Die Frühsommersonne wärmte die Luft schon ein wenig, doch der Wind vom Meer war noch kalt, die Gischt der Wellen legte sich wie ein feiner Nebel in die Luft, sodass das Licht überm Strand ganz diffus war, kleine Salzwassertropfen tanzten im Blau des Himmels, es war ein atemberaubender Anblick – Biarritz wie hinter einem Schleier. Rechts, hinterm altehrwürdigen Hôtel du Palais mit seinen roten Mauern, stand der weiße Leuchtturm auf der Landspitze, schroffe Felsen vor tiefblauem Meer.

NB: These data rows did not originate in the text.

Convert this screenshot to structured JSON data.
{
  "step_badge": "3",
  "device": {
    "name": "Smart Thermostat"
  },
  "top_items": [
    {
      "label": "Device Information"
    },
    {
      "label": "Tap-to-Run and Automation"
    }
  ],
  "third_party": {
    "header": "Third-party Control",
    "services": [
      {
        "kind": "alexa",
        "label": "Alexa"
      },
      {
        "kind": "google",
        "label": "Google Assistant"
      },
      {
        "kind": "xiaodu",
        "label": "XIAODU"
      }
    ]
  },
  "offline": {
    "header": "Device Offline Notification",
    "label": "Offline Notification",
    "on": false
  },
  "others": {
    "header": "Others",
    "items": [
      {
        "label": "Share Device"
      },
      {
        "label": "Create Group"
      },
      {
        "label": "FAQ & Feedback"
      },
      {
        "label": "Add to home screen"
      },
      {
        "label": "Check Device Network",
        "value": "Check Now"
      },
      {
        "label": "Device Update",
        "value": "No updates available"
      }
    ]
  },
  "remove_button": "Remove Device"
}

Die Basken würden selbst Ende Mai niemals baden gehen, deshalb waren es nur ein paar blasse Touristen, die in den Wellen spielten, im Bereich zwischen den beiden blauen Fahnen, die am Strand im Sand steckten. Diese Zone wurde im Sommer von vier muskelbepackten Rettungsschwimmern bewacht, die Rückströmungen in den sogenannten baïnes, den flachen Wasserbecken, waren hier so gefährlich wie nirgendwo sonst an der Küste. Weiter hinten warteten die Surfer auf ihre perfekte Welle – die hohen Brecher krachten mit ohrenbetäubender Gewalt in die Sichelbucht, die Biarritz berühmt gemacht hatte. Einer hatte eben eine grüne Welle weit draußen erwischt, nun ritt er sie parallel zum Strand, immer wieder fuhr er zurück in die Gischt, die Welle schob und schob, bis er sich schließlich mit ausgestreckten Armen ins Wasser warf.
Luc betrachtete gedankenverloren die Felsen, die wie zufällig im Meer lagen, große runde Steine, die der Bucht ihr unverwechselbares Aussehen gaben.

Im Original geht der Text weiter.